"Hang the DJ" an Archontic Text
- megansaustria
- Oct 2, 2018
- 2 min read
Updated: Nov 15, 2018

Imagine a world defined by the search for an ultimate match through a series of "expiration date" relationships guided by a digital coach. That is the world that Amy and Frank live in in the episode of Black Mirror titled "Hang the DJ."
These temporary short term and long term relationships serve a purpose. They are meant to gain information on each individual for the system. This information will ultimately be used to find perfect pairs.
An archive is the "documentation of the previously-happened, a record of the has-been" (Booth, 2009, p.385) that "is never closed. It opens out of the future" (Booth, 2009, p.377).
An archontic text is a text that allows, or even invites, writers to enter it, select specific items they find useful, make new artifacts using those found objects and deposit the newly made work back into the source text’s archive” (Booth, 2009, p. 373).
The system stores all the information about individuals from each relationship. Every interaction, whether physical, verbal, emotive, etc. is used to build a profile on each person. These profiles can be taken, paired, and brought into the world using the system’s coach.
Frank and Amy go through a series of relationships of varying lengths. They are each other’s first relationship in the system. After their relationship expires, they are each paired with new people in longer term relationships. Frank knows immediately that this new match is not for him, but the coach reassured him that it is all a part of the system’s process. Frank is not able to control the length or match of his relationships, the system has complete control as the author of his narrative.
The coach is the writer of each archontic text, relationship, stored in the archive, system. It uses information in the archive, picks what it wants, pairs, and puts this new relationship back into the system. All for the purpose of learning more about each individual.

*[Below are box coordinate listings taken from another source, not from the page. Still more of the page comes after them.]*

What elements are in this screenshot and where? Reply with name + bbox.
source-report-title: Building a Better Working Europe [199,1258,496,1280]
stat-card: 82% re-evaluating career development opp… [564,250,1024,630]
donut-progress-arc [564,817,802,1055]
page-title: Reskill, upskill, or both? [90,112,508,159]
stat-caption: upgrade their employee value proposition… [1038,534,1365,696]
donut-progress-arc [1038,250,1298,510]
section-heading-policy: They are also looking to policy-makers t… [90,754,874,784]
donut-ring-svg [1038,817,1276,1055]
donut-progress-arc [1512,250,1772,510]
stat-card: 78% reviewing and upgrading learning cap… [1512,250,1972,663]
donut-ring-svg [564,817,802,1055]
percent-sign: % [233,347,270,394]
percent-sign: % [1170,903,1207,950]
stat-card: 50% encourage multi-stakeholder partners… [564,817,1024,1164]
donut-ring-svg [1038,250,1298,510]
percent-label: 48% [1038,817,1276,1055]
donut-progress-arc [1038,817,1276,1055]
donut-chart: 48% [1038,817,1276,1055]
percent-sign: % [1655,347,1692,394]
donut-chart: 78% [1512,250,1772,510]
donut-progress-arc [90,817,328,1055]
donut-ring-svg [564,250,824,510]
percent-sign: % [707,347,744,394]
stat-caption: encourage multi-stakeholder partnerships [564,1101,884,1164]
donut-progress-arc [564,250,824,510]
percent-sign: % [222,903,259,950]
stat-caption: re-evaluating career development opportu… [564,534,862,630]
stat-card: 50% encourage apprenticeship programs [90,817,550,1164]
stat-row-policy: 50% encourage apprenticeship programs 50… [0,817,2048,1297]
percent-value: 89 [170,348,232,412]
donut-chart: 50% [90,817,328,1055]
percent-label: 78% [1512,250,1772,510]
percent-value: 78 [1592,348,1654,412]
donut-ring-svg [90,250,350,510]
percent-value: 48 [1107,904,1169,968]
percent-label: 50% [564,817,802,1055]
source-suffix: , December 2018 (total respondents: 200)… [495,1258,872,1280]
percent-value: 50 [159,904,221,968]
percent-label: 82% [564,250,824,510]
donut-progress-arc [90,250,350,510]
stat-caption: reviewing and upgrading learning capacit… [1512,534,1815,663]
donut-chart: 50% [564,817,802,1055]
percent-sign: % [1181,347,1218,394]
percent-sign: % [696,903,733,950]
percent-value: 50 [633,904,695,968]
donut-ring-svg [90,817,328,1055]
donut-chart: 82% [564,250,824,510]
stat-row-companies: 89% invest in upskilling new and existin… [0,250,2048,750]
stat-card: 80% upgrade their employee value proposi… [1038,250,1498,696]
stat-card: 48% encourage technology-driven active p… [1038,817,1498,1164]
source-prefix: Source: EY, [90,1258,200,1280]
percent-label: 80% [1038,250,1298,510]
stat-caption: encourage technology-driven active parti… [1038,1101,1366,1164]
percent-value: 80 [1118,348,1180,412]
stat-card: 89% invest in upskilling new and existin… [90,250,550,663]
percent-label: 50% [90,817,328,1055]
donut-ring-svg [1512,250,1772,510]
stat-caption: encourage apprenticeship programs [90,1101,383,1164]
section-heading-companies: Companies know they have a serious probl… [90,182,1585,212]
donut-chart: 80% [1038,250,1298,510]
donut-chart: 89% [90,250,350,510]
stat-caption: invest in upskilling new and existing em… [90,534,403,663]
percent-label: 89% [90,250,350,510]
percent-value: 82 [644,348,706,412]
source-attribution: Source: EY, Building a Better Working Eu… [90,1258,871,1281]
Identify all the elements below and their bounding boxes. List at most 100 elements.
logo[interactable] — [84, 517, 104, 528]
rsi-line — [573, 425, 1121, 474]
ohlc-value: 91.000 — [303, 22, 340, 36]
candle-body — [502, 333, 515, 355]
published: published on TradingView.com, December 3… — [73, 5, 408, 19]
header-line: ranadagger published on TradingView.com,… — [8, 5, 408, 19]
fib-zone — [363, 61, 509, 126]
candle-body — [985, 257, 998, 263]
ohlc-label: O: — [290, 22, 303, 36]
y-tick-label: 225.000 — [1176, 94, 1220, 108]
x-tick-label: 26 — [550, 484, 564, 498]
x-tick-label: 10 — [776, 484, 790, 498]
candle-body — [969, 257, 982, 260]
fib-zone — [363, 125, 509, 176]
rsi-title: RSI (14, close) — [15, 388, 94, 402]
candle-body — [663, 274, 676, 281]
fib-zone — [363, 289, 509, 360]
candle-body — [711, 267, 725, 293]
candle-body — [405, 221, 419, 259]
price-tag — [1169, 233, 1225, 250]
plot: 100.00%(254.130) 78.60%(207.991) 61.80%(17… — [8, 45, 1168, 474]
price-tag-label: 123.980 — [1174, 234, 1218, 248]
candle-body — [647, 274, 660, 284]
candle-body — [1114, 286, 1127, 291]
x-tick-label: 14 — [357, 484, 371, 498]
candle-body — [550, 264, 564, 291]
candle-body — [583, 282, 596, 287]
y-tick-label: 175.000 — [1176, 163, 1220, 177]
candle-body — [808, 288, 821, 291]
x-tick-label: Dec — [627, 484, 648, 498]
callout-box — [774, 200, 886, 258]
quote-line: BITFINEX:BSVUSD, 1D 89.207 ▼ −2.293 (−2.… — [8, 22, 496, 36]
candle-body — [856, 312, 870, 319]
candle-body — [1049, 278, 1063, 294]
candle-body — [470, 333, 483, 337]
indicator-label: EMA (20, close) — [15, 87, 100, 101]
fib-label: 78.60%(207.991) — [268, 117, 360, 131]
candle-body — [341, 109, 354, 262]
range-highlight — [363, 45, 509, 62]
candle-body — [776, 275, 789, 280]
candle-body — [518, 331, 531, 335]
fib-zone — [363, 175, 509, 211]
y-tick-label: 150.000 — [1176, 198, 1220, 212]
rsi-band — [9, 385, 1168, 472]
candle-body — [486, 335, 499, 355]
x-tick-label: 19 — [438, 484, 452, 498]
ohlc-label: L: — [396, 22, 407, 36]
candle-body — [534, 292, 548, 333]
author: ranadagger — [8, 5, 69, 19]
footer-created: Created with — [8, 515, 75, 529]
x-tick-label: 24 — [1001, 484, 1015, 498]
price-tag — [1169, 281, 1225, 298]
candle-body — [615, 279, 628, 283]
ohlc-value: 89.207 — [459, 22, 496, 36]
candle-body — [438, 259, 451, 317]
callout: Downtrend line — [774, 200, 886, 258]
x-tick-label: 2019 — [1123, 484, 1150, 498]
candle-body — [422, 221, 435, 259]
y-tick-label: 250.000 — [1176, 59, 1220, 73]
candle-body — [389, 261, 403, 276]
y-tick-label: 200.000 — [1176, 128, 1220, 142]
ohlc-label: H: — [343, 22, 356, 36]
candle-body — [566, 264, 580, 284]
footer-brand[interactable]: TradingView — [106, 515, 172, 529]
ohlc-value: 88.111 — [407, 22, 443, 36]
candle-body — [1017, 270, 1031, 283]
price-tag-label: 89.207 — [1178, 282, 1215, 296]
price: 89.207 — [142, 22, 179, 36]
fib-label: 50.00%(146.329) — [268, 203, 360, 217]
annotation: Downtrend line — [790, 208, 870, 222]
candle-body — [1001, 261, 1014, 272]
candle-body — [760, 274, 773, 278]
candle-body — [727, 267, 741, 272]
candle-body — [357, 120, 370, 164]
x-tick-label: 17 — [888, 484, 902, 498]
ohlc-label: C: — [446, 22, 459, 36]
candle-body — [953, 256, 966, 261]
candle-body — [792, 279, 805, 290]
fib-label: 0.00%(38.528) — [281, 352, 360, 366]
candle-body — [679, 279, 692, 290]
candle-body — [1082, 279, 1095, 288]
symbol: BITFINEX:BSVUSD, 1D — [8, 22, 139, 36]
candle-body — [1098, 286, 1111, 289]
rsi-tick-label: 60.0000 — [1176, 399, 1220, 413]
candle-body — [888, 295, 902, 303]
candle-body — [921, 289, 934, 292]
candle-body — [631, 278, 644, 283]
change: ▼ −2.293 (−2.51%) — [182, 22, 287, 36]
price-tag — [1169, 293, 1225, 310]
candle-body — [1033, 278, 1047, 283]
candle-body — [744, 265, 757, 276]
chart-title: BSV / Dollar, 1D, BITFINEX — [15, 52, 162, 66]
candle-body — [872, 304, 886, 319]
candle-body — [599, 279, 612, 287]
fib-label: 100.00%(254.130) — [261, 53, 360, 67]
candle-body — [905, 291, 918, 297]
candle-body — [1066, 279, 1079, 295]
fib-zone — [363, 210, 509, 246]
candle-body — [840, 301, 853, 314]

As Frank and Amy progress through the process and are paired once again, they start to become more aware of the archive. No longer is the archive a storage of moments hidden from the present, but an archive 3.0.
Archive 3.0: objects are no longer treated as “moments torn from continuity of past actions. What is archivable does not necessarily lose its presence in the present” (Dougherty and Schneider, p. 259).
Frank and Amy have this feeling of deja vu or familiarity of each other outside the system. Although they do not know where they were or what they did, they know they existed together.

At the end of the episode, Frank and Amy decide to break out of the system by climbing over the wall. In doing this they are taking control of the archive and becoming the author of their narrative or archontic text.
The system that is revealed to have been a series of 1000 simulations within a dating app, becomes an archive of information that Frank and Amy have access to in order to form their own relationship.